Conséquences juridiques d'une réaction excessive aux infractions routières.
Dès les premières infractions routières, il arrive fréquemment que les contrevenants résistent et agressent les forces de l'ordre lors des contrôles, ce qui entraîne des conséquences juridiques particulièrement graves. À ce sujet, des journalistes du quotidien Nghe An et de la radio-télévision ont interviewé Maître Nguyen Trong Hai, avocat et directeur du cabinet Trong Hai & Associés.
PV : Cher Docteur Nguyen Trong Hai, récemment, on a constaté une augmentation continue des cas deviLes contrevenants au code de la route ne se conforment pas aux demandes d'inspection et de contrôle, et certains résistent même aux agents des forces de l'ordre.Comment perçoit-il cette situation ?
Dr Nguyen Trong Hai, MD, PhD :Les agents de la police routière interagissent fréquemment avec les contrevenants lors de leurs patrouilles, contrôles et interventions. Si la plupart des citoyens se conforment scrupuleusement à la loi, certains ont tendance à se soustraire à la justice ou à refuser de coopérer, notamment lors des contrôles d'alcoolémie ou d'autres infractions passibles de lourdes sanctions.
Au départ, ces comportements se limitaient souvent à de la procrastination, au refus de présenter des documents, à des contestations ou à des tentatives de dissimulation. Cependant, dans certains cas, lorsque les forces de l'ordre appliquent fermement la réglementation, les contrevenants perdent le contrôle de leur comportement, ce qui conduit à des obstructions ou à une résistance à l'action de la police. Cette situation est préoccupante car elle affecte non seulement les forces de l'ordre, mais elle présente également un risque de blessure, voire met en danger la vie des agents.
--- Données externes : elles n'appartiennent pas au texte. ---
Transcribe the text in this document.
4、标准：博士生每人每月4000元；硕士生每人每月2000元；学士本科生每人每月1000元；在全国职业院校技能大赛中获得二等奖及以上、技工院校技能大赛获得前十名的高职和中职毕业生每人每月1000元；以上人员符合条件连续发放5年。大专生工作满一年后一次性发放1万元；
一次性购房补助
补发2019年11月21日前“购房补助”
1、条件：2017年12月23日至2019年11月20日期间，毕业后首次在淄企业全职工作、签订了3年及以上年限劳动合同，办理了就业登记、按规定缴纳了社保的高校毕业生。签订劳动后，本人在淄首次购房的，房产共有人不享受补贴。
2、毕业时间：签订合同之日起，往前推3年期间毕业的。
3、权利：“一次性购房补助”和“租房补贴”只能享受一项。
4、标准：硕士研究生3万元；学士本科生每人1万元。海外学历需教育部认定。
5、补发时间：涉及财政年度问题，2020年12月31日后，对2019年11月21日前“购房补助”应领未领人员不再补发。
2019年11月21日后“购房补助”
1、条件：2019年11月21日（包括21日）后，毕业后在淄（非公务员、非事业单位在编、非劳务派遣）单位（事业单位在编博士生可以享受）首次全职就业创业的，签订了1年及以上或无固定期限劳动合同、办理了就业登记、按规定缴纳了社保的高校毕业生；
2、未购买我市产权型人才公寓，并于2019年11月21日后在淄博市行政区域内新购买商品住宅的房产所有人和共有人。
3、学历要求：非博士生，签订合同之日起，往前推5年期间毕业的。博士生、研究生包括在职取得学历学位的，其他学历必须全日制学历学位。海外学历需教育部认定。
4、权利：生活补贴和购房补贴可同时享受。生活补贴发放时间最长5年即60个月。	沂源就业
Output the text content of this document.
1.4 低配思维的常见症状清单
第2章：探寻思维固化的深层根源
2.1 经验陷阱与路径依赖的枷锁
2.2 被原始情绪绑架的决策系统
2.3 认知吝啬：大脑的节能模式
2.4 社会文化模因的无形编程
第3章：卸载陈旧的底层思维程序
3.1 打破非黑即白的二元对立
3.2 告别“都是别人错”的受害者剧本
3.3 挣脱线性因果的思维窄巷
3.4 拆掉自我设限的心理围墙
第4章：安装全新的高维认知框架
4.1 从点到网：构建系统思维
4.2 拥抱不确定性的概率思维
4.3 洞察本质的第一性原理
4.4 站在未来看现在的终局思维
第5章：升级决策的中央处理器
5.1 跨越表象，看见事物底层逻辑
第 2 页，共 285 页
PV : Certains affirment que de nombreux incidents sont dus à des erreurs.viUne infraction routière en apparence banale s'est finalement transformée en affaire criminelle.Pourquoi une telle transformation s'est-elle produite, monsieur ?
Dr Nguyen Trong Hai, MD, PhD :Le cœur du problème réside dans le comportement qui se manifeste après le contrôle et le traitement de l'infraction. Une simple infraction au code de la route n'entraîne qu'une sanction administrative. En revanche, lorsque le contrevenant fait obstruction, utilise la force ou menace d'y recourir contre l'agent dans l'exercice de ses fonctions, la nature juridique de l'affaire change complètement.
On peut affirmer que, dans bien des cas, les individus ne sont pas poursuivis pénalement pour l'infraction routière initiale, mais pour leurs actes de résistance ultérieurs. Un simple moment de colère ou de perte de maîtrise de soi peut entraîner des sanctions bien plus lourdes que l'infraction initiale.

PV : MRécemment, les autorités de la province de Nghe An ont engagé des poursuites judiciaires contre Phan Van Thoi pour ce crime.viRésistance à un agent des forces de l'ordre. Selon les rapports, après avoir reçu une contravention pour conduite en état d'ivresse, le suspect a utilisé un marteau d'environ 30 cm de long, muni d'une tête en métal, pour frapper à plusieurs reprises un agent de la police routière à la tête. Il a ensuite pris la fuite et a continué à résister à son arrestation pendant la poursuite. Comment évalueriez-vous la nature et la gravité de cet acte ?viCe?
Dr Nguyen Trong Hai, MD, PhD :Il s'agit d'un acte extrêmement grave, qui témoigne d'un mépris flagrant de la loi. Utiliser un marteau, une arme potentiellement mortelle, pour attaquer directement la tête d'un agent des forces de l'ordre peut avoir des conséquences très graves, voire mortelles.
Il est à noter que ce comportement ne s'est pas limité à un seul moment, mais s'est prolongé dans le temps : de l'agression du policier qui rédigeait le rapport, à la fuite, puis à la résistance continue lors de la poursuite. Cela témoigne d'une nature imprudente et impulsive, ainsi que d'un mépris flagrant de la loi.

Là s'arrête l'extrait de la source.